High-yield: The two most feared FESS complications are orbital injury (blindness/diplopia) and CSF leak. Knowledge of the lamina papyracea (orbit) and fovea ethmoidalis/cribriform plate (skull base) is essential.
Key differentials
| Lesion | Distinguishing feature |
|---|---|
| Hypertrophied turbinate | Pink, sensitive to probe, bleeds, shrinks with decongestant; attached to lateral wall. Polyp = pale, insensitive, no bleed, no shrink. |
| Juvenile nasopharyngeal angiofibroma | Adolescent male, profuse epistaxis, red firm mass, bowing of posterior maxillary wall (Holman-Miller sign); NEVER biopsy in OPD. |
| Inverted (Schneiderian) papilloma | Unilateral, may turn malignant (SCC), needs wide excision; HPV-associated. |
| Sinonasal malignancy | Elderly, unilateral bleeding mass, pain, bony erosion, cranial nerve signs — biopsy mandatory. |
| Meningoencephalocele | Soft pulsatile mass, expands on crying/straining, positive Furstenberg sign; never biopsy (CSF leak/meningitis). |
| Rhinosporidiosis | Strawberry-red, friable, bleeds easily, Rhinosporidium seeberi, history of pond bathing. |
High-yield: A single unilateral "polyp" in an adult/elderly is malignancy until proven otherwise → biopsy. A single unilateral mass with epistaxis in a teenage boy → angiofibroma → do NOT biopsy, do contrast CT/MRI/angiography.

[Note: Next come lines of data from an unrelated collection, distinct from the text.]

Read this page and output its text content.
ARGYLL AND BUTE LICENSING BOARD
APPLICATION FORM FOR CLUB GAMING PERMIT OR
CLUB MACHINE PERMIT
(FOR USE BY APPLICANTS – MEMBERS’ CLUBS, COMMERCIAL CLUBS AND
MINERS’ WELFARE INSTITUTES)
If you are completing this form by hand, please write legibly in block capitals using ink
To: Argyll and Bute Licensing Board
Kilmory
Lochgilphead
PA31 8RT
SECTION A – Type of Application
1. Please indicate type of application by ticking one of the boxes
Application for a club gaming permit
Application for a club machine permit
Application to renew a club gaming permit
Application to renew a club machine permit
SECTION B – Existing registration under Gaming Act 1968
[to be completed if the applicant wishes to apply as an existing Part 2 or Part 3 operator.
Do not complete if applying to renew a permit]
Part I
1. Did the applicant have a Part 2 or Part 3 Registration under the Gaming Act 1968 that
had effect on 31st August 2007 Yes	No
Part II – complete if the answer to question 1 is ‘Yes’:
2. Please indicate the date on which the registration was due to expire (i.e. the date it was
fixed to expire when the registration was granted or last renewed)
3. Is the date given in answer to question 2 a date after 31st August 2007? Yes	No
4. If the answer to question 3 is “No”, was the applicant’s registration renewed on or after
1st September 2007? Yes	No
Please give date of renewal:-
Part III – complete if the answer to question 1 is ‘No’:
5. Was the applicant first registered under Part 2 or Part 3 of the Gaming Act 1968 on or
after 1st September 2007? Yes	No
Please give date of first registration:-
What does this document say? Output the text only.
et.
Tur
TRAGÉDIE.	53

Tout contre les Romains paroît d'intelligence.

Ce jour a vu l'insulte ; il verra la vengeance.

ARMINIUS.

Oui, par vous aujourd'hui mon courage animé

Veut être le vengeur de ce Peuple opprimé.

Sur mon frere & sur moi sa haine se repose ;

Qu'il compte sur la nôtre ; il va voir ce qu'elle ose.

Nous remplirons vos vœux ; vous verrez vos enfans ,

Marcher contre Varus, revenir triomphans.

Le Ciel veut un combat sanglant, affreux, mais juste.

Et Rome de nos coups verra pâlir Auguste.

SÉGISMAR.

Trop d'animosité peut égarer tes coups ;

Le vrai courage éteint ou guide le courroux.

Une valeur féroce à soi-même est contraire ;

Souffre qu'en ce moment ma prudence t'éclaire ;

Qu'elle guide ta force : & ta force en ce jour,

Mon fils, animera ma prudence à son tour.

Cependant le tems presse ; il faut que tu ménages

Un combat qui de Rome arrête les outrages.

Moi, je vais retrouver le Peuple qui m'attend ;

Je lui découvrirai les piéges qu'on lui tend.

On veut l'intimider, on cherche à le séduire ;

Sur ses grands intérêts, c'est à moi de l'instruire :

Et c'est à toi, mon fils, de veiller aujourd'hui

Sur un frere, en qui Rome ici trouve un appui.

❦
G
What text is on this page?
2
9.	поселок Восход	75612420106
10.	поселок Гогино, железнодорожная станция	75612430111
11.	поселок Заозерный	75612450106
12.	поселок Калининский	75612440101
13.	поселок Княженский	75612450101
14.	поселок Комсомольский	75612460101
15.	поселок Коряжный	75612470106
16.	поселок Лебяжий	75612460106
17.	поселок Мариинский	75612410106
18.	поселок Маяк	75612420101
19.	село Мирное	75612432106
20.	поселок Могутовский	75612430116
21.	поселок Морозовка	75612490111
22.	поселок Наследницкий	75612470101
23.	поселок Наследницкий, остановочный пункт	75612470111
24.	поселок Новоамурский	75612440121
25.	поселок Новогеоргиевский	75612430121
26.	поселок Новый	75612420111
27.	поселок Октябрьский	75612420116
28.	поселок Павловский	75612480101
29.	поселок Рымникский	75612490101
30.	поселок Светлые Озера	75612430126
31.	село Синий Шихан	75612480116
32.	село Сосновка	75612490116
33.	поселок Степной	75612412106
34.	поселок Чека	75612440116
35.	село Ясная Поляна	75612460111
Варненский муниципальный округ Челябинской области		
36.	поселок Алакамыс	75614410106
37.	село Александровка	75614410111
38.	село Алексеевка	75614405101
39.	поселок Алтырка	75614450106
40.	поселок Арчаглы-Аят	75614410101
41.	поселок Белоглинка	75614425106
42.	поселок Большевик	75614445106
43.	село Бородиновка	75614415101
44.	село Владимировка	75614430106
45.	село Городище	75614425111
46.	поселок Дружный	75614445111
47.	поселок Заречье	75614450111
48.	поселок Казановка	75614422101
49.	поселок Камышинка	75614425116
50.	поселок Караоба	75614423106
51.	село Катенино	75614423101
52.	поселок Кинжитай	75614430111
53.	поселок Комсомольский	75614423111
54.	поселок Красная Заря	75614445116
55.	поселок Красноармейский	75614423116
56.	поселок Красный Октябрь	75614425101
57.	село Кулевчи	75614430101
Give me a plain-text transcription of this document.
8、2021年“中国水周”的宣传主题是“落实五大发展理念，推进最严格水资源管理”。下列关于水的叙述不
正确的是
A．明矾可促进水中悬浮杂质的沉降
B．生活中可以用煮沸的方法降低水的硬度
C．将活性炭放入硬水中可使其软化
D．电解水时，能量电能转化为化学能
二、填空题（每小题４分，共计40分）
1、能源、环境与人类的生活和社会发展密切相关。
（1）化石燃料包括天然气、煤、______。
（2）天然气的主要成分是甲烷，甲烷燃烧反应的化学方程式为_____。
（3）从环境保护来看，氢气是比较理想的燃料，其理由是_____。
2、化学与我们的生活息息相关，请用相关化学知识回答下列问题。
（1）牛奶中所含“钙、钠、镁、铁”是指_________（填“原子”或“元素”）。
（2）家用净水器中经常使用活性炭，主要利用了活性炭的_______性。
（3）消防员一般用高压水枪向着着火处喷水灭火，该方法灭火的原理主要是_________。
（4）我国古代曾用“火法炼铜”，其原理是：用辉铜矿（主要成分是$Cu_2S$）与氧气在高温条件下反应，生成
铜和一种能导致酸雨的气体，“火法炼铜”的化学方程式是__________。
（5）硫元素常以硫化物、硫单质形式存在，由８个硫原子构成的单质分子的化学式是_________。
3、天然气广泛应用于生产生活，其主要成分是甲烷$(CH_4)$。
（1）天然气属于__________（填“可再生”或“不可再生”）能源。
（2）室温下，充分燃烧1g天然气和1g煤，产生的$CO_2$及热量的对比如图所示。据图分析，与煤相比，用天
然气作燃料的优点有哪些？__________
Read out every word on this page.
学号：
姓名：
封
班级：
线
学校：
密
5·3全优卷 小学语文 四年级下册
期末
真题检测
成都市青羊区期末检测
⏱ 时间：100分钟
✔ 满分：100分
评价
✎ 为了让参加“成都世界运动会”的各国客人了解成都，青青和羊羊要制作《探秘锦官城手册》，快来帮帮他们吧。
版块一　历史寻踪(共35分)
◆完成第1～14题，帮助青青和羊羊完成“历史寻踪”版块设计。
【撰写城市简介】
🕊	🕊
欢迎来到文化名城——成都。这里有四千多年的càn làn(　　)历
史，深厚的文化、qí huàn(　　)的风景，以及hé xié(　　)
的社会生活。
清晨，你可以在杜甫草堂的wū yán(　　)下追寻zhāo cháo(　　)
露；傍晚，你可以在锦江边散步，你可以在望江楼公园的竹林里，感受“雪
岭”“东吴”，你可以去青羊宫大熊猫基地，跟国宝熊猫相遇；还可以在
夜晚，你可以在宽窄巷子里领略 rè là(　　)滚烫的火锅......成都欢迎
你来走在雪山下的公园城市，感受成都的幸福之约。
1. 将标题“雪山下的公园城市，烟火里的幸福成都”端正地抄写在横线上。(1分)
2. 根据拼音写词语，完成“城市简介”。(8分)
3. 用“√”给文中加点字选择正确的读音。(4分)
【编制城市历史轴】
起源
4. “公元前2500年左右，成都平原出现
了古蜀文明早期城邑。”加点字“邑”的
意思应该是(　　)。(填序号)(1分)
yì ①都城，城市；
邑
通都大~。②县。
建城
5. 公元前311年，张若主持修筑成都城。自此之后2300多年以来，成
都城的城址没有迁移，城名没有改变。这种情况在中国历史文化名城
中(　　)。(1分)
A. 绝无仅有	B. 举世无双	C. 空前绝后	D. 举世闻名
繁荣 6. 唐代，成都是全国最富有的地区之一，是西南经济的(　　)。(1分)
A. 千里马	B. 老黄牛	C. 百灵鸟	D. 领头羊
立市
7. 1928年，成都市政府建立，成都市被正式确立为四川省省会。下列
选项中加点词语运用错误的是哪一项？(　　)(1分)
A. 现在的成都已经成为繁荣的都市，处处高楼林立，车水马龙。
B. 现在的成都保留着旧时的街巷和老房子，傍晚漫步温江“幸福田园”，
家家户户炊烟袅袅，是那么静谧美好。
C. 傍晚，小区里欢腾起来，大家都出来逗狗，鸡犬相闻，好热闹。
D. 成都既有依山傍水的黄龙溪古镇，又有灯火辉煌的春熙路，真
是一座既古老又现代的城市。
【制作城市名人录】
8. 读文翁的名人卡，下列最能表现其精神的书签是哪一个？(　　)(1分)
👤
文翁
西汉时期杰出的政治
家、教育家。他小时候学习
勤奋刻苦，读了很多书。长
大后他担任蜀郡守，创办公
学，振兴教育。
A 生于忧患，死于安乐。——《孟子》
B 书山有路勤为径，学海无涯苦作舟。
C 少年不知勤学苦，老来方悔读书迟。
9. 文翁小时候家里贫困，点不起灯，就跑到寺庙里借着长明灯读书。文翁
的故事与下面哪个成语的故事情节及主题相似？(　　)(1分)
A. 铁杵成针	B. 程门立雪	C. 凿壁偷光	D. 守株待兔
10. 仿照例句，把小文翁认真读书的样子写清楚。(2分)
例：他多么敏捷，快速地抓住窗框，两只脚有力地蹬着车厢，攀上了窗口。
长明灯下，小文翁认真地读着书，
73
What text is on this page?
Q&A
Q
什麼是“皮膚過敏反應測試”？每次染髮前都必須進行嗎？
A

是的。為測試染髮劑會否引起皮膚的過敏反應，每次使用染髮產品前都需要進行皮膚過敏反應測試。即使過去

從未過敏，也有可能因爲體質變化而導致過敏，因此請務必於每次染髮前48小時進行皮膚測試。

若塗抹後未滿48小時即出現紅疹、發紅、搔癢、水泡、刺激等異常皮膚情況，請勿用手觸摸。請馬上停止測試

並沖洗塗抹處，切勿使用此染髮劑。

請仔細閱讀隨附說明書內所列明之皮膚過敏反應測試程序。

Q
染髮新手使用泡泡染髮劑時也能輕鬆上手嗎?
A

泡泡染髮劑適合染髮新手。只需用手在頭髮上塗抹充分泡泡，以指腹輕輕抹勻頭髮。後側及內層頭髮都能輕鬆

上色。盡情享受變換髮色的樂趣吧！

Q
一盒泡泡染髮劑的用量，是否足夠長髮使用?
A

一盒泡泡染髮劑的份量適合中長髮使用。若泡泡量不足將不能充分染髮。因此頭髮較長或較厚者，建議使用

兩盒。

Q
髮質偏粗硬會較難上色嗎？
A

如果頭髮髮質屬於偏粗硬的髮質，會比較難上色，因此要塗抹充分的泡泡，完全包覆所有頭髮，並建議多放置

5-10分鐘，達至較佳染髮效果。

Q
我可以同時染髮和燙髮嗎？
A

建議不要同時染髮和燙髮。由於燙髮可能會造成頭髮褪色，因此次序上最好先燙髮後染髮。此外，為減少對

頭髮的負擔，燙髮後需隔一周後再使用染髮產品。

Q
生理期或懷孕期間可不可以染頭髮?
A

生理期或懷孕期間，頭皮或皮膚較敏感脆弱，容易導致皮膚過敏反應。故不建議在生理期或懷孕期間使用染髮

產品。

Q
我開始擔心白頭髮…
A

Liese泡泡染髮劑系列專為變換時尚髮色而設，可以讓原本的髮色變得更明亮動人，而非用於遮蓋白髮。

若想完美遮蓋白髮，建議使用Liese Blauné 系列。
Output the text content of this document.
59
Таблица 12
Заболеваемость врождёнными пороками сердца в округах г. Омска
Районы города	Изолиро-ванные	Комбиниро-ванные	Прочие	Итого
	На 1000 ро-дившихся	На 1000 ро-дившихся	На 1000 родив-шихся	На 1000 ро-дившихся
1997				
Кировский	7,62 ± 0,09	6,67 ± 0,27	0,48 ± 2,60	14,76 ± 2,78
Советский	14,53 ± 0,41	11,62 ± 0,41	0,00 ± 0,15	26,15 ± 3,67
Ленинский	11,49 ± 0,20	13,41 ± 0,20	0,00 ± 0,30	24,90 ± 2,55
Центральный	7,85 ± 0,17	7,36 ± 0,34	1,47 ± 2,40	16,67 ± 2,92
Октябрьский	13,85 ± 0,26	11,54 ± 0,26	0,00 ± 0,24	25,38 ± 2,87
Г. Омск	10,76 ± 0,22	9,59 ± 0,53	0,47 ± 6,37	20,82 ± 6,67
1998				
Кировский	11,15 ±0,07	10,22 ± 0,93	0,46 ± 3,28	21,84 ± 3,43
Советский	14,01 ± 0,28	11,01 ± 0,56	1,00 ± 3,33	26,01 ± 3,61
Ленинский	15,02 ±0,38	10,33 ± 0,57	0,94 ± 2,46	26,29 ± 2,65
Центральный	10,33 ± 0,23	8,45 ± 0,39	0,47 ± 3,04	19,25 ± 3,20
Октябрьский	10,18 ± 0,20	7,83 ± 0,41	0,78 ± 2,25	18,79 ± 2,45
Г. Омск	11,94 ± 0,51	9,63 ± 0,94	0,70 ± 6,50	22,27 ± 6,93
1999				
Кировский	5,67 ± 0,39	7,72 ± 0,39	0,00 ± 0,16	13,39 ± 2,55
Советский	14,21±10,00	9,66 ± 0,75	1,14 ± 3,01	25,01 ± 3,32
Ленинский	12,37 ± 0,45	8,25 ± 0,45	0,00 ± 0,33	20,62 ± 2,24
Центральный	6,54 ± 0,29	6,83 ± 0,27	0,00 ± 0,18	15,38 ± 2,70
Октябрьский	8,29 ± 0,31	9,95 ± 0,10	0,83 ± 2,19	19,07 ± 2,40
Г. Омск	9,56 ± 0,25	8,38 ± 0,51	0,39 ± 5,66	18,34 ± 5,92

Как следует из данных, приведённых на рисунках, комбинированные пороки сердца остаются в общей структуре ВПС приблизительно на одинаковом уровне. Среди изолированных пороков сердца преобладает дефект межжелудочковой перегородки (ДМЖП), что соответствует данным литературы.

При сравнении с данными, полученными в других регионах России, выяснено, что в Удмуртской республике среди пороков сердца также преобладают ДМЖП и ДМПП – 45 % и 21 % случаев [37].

Recently asked / exam angle
- One-liners that recur: Commonest cause of nasal polyp in children = cystic fibrosis. Antrochoanal polyp arises from the maxillary sinus and is also called the polyp of Killian. Polyp that grows backward into the nasopharynx = antrochoanal.
- Samter's triad / Widal's triad components and the leukotriene mechanism (aspirin → COX inhibition → lipoxygenase shunt). Frequently asked as "which drug worsens nasal polyps?" → aspirin/NSAIDs.
- Investigation of choice = CT PNS (coronal plain). Lund-Mackay used for staging.
- Drug of choice for ethmoidal polyps = intranasal corticosteroids.
- Caldwell-Luc operation is associated with antrochoanal polyp (and chronic maxillary sinusitis) — classic match-the-following.
- Image-based: grape-like glistening masses in the middle meatus (ethmoidal); trilobed/dumbbell mass extending into nasopharynx (antrochoanal); frog-face child.
- Furstenberg sign (encephalocele expands on jugular compression) vs Holman-Miller / antral sign (angiofibroma) — distinguishing "don't-touch" masses from polyps.
- Biologic of choice in severe eosinophilic polyposis = dupilumab (newer, increasingly tested).
- Allergic fungal rhinosinusitis — eosinophilic mucin, type I + III hypersensitivity, double-density / hyperdense material on CT.
Rapid revision
- Polyp = pale, smooth, mobile, insensitive, does NOT bleed — bleeding mass means rethink (angiofibroma/malignancy).
- Ethmoidal = multiple + bilateral + adults + eosinophilic + high recurrence.
- Antrochoanal (Killian) = single + unilateral + children + maxillary sinus origin + grows toward choana + trilobed/dumbbell.
- Commonest cause of polyp in a child = cystic fibrosis → do sweat chloride test.
- Samter's/Widal's triad = aspirin sensitivity + asthma + nasal polyps; mechanism via cysteinyl leukotrienes.
- Investigation of choice = plain coronal CT PNS; Lund-Mackay for staging, Lund-Kennedy for endoscopy.
- Drug of choice (ethmoidal) = intranasal corticosteroids; oral steroids for medical polypectomy; montelukast in AERD.
- Antrochoanal treatment = complete removal of antral attachment — endoscopic antrostomy or Caldwell-Luc; snare avulsion alone → recurrence.
- FESS is the surgery for ethmoidal polyposis; feared complications = orbital injury (blindness/diplopia) and CSF rhinorrhoea.
- Massive polyposis → frog-face deformity, hypertelorism, broad nose.
- Dupilumab (anti-IL-4Rα) is the leading biologic for severe type-2 eosinophilic polyposis.
- Never biopsy a suspected angiofibroma (teen boy + epistaxis) or encephalocele (positive Furstenberg sign) in the OPD.